Both lenders reported strong consumer spending following a sharp drop in the loss of the Covid-19 pandemic, but that has yet to translate into loan growth as more people pay balances before banks can get them interest.
Credit card spending on the BofA credit card increased 46% in the second quarter, but the loan balances of this company decreased by 15%. BofA’s second-quarter revenue fell 4% from the same period last year to $ 21.5 billion, less than the $ 21.8 billion expected by analysts, according to FactSet data.
Citi, one of the largest credit card issuers in the United States, reported a 12% drop in total revenue and end-of-period loans fell 3%.
Revenue from its U.S. branded card business, the engine of its global consumer bank’s growth toward the pandemic, fell 12% due to lower volumes.
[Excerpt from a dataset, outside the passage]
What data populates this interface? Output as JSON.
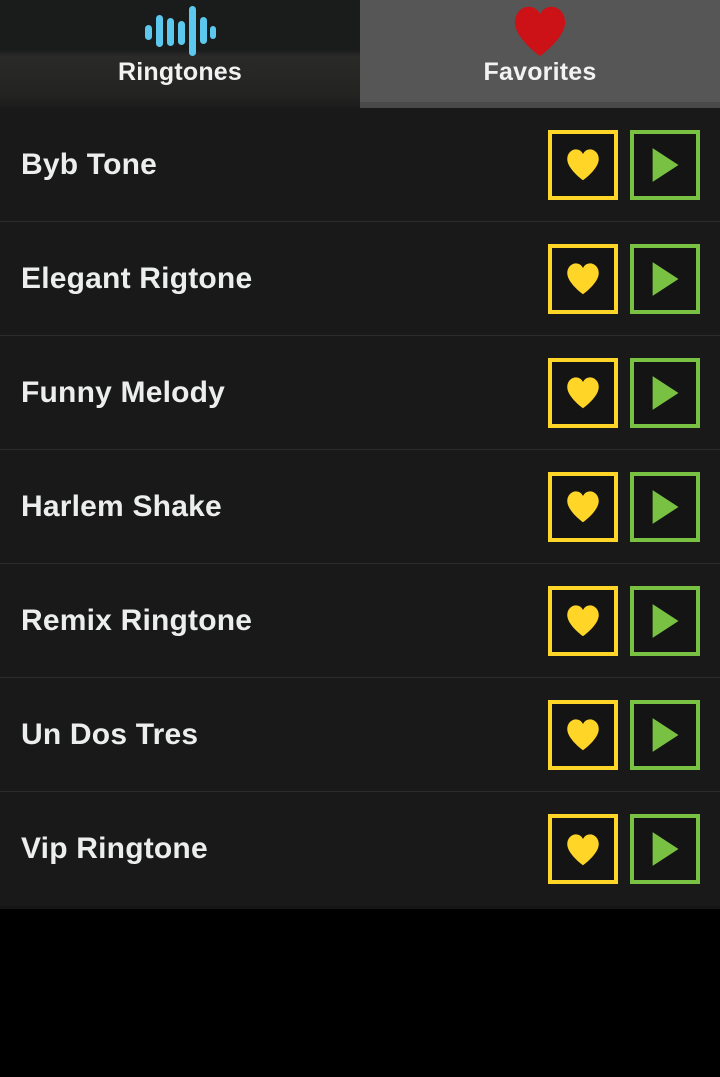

Banks have also struggled to raise lending since the Federal Reserve cut interest rates to near zero and fiscal and monetary stimulus programs reduced the appetite for new loans.
However, the faster-than-expected economic recovery in the United States has allowed banks to release billions of dollars they had set aside for pandemic-induced loan losses that never came to fruition. Reserve releases helped banks report growing gains despite lower second-quarter earnings and higher spending.
Citi reported second-quarter earnings of $ 6.2 billion, or $ 2.85 per share, compared to $ 1.1 billion or 38 cents per share, a year earlier, after releasing $ 2.4 billion in reserves. Analysts surveyed by FactSet predicted earnings of $ 2.02 per share.
BofA issued reserves of $ 2.2 billion in the second quarter and reported earnings of $ 9.2 billion, or $ 1.03 per share, compared to earnings of $ 3.5 billion or 37 cents per share from the same period last year. Analysts polled by FactSet expected earnings of 77 cents per share.